Thursday, February 16, 2006

Models for Games?

Raph covers Will Wright's speech at a conference. I love the subtext to Will Wright's speeches: if you haven't noticed, he more or less skips anything he knows inside and out. He'll go into great detail on a lot of interesting things, but as soon as he comes to a concept he's already applied on a mass scale, he just says a few quick sentences. I like that: it says he's doing this as much for himself as for anyone else.

Anyhow, I think that having different ways of looking at game design is very beneficial. However, in the end, looking at games in terms of cinema, car racing, biology, or stage magic is going to be replaced with looking at games as games. After all, cinema was first looked at as photography or thrill rides. It wasn't until the idea of cinematic timing came in and turned cinema into its own art.

Looking at games in terms of other types of systems is fine. But, in the end, games are games. They have a unique methodology. And the true challenge is not to figure out what they are most like, but what piece of them is unlike anything else. Then, master that piece.

The problem with that is that we're calling lots of things "games". Real-world car racing is a game. Gambling on yak fights is a game. Seeing how long you can hop on one leg is a game.

Similarly, I make quite a lot of games. 95% of them are not computer games! They are role-playing games, or card games, or board games, or anything else under the sun. Do all of these "games" have one, connecting thing which isn't shared in other systems?

Originally, I wrote a long essay about the various things that it could be, but that took up a lot of space. Let me spill it for you: it isn't interactivity. It isn't "fun". It isn't complex systems. It's weighted feedback loops.

All games, from the stock market to yak racing to poker all have feedback loops. But more than that, these are loops with high-grain rewards. You can win or lose in a wide variety of intensities. "Oh, man, Wonder Yak lost by just a spittle's length! I was so close!"

The stock market, by this definition, is a game. You can win or lose in a wide variety of ways and intensities.

But it's only a game if you're playing on those rewards. Many people who have been playing the market for a long time start to get jaded. They set other rewards, such as "continue making at least 12%". The feedback is no longer "won by 11.3%" or "lost by 2.9%", it's now often reduced to "won" or "lost". That's not enough granularity. That feedback is too simple.

Similarly, driving is a complex feedback loop, but there's no real granularity. There's any number of "lose" intensities, from "you made that guy honk" to "you crashed into a yak-racing arena". However, there's no "win" intensities. If you do "good enough", you do good enough. Not enough feedback!

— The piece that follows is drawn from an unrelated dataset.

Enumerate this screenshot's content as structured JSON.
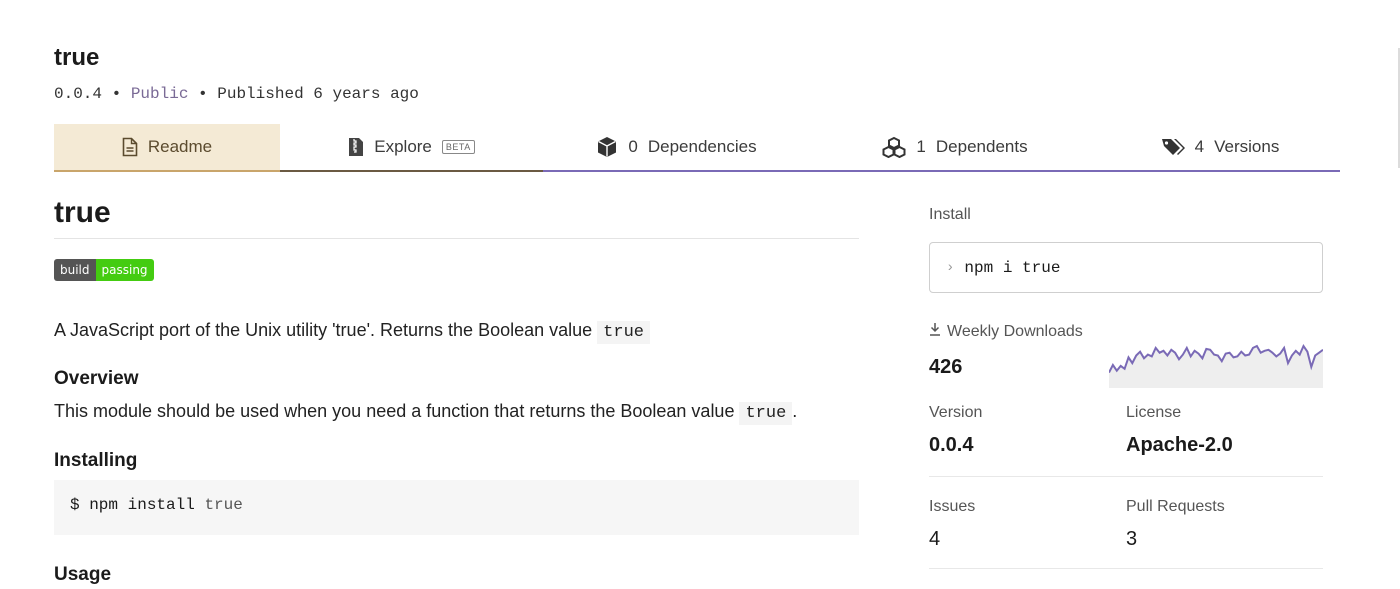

At the heart of every good game is a beautifully reactive reward system stapled to a feedback loop. First person shooters are excessively good at this, with a multi-axis set of reward/penalties. Like health. Yeah, you can run out of health and lose. But more often, taking a hit of any kind lowers your health only somewhat. You can use that as a measure of your success so far.

All good games have these kinds of clear, high-grain feedback.

They don't need "goals". They don't even need to make sense. The things that set games apart from every other kind of system is that weighted feedback loop.

And I'll tell you more about it sometime soon. Or, at least, what I think about it.

2 comments:

Patrick Dugan said...

I think thats one of the best definitions I've heard yet, as "challenge", "goal-orientation" and ect. can be very problematic. Salen and Zimmerman describe an inherent uncertainty as the basis for games, and it seems that what you describe as the basic feature of games is a sculpting of uncertianty.

I've been playing a good indie game this weekend called Tower Defence, and playing through survival mode twice, attempting different phase transitional strategies, I've seen feedback loops occuring right before my eyes. I rescind the idea of a singular optimal play path, but I think that dynamics can be mapped based on how the "hill tops" in the optimality topography bifurcate along dualitistic factors, or (trifurcate?) trinities of factors organized in intransitive heterarchis. For instance, in the Tower Defence game, you can invest Exp in Fire, Cold or Poison, in addition to more generally useful upgrades of fire speed, range, damage, which are another layer of intransitive factors and cost less. I found that a sudden investment in one of the three would yield different benifits (obviously) which when deployed near enough to the hilltop, would set you up to keep safe for a several waves, allowing you plenty of cash to up that form of defence, and bang, feedback loop.

Eventually the rising tide of monster strength requires a transition to another complimentary defense tactic, and these sort of transitions are another thing worth studying I'd expect.

Craig Perko said...

Yup! The transitions from one kind of play to another are, in fact, what the support loops are all about.